Simpson prova subito a far vedere tutte le sue qualità portando da solo i suoi sul 7-2 ma Bologna è brava a reagire e a piazzare un 8-0 firmato da Pini e Rosselli che spingono l’Aquila a +3 griffando tutti e 12 i primi punti biancoblu (12-9). Simpson non ci sta e assieme a Genovese riporta avanti l’APU con un 7-0 che vale il +4 esterno (16-12). Cinciarini accorcia subito dalla lunga e nell’azione seguente si scontra – commettendo fallo in attacco – con Spanghero che frana a terra e dopo le cure mediche è costretto a lasciare il campo. Con pazienza e una buona difesa Bologna riesce comunque a stare in partita e proprio nei secondi finali del quarto riesce a riportarsi avanti grazie a Benevelli che pochi istanti più tardi spreca anche il +3 (17-16 al 10°). L’avvio di seconda frazione è appannaggio di Udine che spinge sull’acceleratore e sigla subito un 7-0 griffato da Powell, Cortese e Penna per il +4 bianconero (23-17). Il match si infiamma quando Cinciarini fa di nuovo centro da oltre l’arco perché Penna si ingolosisce e replica con la stessa moneta tenendo i suoi in vantaggio di due possessi pieni. Quando rientrano Hasbrouck e Leunen Bologna prova pian piano ad aumentare nuovamente i giri del motore: proprio l’ex Jesi fa esplodere il PalaDozza con la bomba del -1 (26-25). Udine riesce però a resistere anche a questo scossone con il gioco da tre punti di Penna, la tripla di Simpson e il canestro di Pellegrino che tiene la Lavoropiù, che spreca un paio di occasioni per riportarsi avanti, a distanza (34-28). L’appiglio più solido della Fortitudo resta la difesa di Pini che porta al recupero di un paio palloni preziosi permettendo ai biancoblu di limitare i danni in chiusura di primp tempo (36-32).

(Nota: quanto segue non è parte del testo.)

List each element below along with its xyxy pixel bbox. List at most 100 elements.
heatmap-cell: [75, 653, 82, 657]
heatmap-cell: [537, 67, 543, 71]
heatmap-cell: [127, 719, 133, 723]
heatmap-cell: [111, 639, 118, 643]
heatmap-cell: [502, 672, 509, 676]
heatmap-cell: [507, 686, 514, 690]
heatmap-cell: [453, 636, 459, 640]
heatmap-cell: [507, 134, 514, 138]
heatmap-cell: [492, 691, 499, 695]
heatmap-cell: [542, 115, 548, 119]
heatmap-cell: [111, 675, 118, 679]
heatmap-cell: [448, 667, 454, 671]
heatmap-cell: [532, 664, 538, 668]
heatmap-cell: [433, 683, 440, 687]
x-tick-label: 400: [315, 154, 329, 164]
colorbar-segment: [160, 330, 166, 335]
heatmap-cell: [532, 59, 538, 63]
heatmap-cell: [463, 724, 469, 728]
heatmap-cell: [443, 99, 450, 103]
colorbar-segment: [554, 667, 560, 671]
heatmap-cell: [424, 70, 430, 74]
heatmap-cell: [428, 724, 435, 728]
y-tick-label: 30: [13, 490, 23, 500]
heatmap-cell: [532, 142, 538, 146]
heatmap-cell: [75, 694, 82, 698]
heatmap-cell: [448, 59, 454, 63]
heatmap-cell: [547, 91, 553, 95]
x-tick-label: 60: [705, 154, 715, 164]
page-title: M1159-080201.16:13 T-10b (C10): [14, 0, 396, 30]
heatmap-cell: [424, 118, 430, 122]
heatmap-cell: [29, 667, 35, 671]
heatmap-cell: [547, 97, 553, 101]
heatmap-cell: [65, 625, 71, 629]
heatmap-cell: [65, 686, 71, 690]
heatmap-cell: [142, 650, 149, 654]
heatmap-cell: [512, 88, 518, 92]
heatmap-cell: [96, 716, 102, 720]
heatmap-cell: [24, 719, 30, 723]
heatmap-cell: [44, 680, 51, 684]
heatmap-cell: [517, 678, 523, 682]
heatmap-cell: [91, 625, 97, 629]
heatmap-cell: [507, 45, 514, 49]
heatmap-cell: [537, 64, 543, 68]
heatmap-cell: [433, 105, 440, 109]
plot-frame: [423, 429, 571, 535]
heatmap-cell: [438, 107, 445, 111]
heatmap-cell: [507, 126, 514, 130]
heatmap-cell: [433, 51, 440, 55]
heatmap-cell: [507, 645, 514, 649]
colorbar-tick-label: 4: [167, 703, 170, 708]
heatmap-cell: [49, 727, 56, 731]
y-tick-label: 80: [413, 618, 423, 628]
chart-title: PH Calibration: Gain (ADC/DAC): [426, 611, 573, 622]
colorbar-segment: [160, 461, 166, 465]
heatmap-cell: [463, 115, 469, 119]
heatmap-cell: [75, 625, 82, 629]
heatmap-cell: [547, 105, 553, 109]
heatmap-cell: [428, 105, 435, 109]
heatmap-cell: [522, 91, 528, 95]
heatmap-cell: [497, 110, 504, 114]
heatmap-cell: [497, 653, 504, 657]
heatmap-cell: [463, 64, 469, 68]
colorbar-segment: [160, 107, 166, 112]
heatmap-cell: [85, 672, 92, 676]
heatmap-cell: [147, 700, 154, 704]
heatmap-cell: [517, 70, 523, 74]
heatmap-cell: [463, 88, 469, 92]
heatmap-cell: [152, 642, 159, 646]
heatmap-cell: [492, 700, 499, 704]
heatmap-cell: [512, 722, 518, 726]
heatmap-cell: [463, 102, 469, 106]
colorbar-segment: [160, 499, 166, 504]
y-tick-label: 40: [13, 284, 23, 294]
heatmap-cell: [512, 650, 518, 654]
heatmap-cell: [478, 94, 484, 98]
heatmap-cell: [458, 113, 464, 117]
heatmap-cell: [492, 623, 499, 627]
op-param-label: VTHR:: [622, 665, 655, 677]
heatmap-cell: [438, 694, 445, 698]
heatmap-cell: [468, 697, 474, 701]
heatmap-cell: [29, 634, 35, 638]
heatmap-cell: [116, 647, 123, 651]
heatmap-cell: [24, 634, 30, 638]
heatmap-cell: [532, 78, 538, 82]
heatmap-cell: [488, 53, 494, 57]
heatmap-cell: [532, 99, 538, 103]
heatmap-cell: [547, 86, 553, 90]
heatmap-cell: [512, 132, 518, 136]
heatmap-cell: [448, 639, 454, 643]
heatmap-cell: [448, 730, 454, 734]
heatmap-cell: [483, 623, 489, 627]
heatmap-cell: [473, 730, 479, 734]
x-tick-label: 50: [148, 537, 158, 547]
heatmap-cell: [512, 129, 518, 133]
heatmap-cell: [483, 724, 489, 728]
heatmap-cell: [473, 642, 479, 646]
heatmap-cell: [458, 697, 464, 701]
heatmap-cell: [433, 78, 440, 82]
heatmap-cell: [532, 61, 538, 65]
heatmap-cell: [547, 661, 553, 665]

Al ritorno in campo suona subito un campanello d’allarme per la GSA che è costretta a sostituire Cortese che commette il suo quarto fallo su Venuto intento a tirare da tre. Gli ospiti però non si scompongono allungano di nuovo con la tripla di Simpson (43-38). Ai bianconeri manca però lo sprint per dare la spallata del ko e questo favorisce la Fortitudo che dopo un lungo inseguimento riacciuffa i friulani grazie al canestro di Leunen e alla tripla dell’ex Venuto. Cavina prova subito a chiamare timeout per spezzare i ritmi di Bologna ma al rientro in campo la Fortitudo continua a difendere con aggressività e si porta sul +2 grazie a Pini. Martino si prende un tecnico per proteste di cui Bologna paga lo scotto soltanto parzialmente perché il pareggio di Powell si rivela solo estemporaneo. La difesa biancoblu è infatti un vero e proprio muro. Uno strepitoso Rosselli e la tripla di Cinciarini fanno il resto in attacco e spianano la strada al primo vero allungo dei padroni di casa che in un fazzoletto di pochissimi minuti schizzano a +11 al culmine di un break di 18-2 (56-45). Un distacco che, nonostante i 2 punti di Penna, resta invariato al suono della terza sirena (58-47). Un colpo durissimo da attutire per la GSA che nei 10 minuti finali prova comunque a rifarsi sotto grazie alla difesa a zona e ai canestri di Spanghero, Powell e Cortese che portano i friulani a -3 a meno di un minuto dalla fine (75-72). A chiudere i conti ci pensa però Hasbrouck con la tripla che alza esponenzialmente i decibel del tifo fortitudino e regala il poker di successi ai biancoblu.